NEW YORK, Jan. 18, 2013 /PRNewswire/ -- Louis Bacon, an environmental philanthropist and avid outdoor sportsman, who has advocated for more than twenty years for conservation and protection of natural resources in the United States and abroad, last night received the Audubon Medal at the National Audubon Society Gala Dinner in New York. The National Audubon Society's prestigious award recognizes outstanding conservation achievements. Mr. Bacon is only the 52nd person in the National Audubon Society's 108-year history to receive the honor.
"It is a wonderful honor to receive the Audubon Medal from the National Audubon Society, which for more than a century has fought tirelessly to protect and preserve our natural resources and environment for future generations," Mr. Bacon said. "Much like the conservationists who previously have received the Audubon Medal, including Stewart Udall, Rachel Carson and Ted Turner, I realize that this recognition cannot be a cause to rest, but a spur to continue our work. To protect natural habitat forever is a privilege I have been lucky to take part in, a privilege unlike any other."

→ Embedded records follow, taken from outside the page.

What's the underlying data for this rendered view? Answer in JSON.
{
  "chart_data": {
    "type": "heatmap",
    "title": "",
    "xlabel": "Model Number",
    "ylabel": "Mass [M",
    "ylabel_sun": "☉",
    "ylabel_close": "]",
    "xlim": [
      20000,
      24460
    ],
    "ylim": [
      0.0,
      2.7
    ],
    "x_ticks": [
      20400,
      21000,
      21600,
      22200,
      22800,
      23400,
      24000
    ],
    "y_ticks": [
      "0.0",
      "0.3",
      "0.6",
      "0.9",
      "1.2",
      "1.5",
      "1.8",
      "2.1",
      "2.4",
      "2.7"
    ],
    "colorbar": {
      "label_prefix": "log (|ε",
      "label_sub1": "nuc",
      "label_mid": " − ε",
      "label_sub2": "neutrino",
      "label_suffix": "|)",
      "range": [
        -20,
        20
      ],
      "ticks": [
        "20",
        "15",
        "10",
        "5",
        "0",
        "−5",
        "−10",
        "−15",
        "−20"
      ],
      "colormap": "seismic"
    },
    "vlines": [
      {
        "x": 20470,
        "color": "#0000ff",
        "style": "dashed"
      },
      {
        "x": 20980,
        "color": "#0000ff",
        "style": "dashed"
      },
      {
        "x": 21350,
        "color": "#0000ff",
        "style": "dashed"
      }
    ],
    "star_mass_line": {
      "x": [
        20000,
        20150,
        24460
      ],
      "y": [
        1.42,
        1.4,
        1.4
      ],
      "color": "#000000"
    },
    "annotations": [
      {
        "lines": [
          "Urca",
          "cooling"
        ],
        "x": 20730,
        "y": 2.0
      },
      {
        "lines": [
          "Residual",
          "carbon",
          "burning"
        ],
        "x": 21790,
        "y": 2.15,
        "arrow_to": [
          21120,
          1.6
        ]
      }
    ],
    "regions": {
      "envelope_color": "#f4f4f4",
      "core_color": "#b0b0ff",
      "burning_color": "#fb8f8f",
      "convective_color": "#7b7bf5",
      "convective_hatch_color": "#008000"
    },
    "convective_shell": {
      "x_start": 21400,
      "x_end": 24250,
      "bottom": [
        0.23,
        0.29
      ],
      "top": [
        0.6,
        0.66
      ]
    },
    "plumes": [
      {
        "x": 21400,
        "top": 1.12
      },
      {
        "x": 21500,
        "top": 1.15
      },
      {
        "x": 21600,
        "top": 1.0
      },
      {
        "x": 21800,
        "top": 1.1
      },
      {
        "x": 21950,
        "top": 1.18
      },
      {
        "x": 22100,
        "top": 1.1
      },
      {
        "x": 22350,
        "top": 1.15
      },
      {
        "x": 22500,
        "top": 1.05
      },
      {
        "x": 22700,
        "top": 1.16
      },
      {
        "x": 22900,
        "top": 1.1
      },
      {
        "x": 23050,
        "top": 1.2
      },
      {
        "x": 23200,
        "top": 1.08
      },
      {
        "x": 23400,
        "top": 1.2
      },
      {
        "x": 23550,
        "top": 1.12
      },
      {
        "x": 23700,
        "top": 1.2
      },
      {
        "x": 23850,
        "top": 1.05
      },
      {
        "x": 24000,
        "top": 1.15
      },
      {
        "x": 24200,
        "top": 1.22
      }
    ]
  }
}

"My favorite memories growing up in North Carolina were hunting and fishing with my father and brothers. There, I developed a deep appreciation for protecting land and waterways. There, I learned outdoorsmanship," Mr. Bacon added. "My namesake, Louis T. Moore, believed strongly in conservation. From him, I learned how important it was to protect and preserve those physical things that truly defined a community –– however tough the fight. I believe I inherited my passion, much as we inherit this land, from the generations of good stewards who came before me. As a nation, we owe a great deal to the National Audubon Society, one of our most distinguished and important environmental organizations, and all those who work to protect America's open land and waterways."In awarding Mr. Bacon this Medal, the National Audubon Society recognized his decades of support for a multitude of environmental organizations that work to conserve land, water and wildlife across the nation and the globe. He was the founding sponsor of Waterkeeper Alliance, which replicated the successful Hudson Riverkeeper model, propelling a movement of over 200 collaborative organizations defending waterbodies across the world.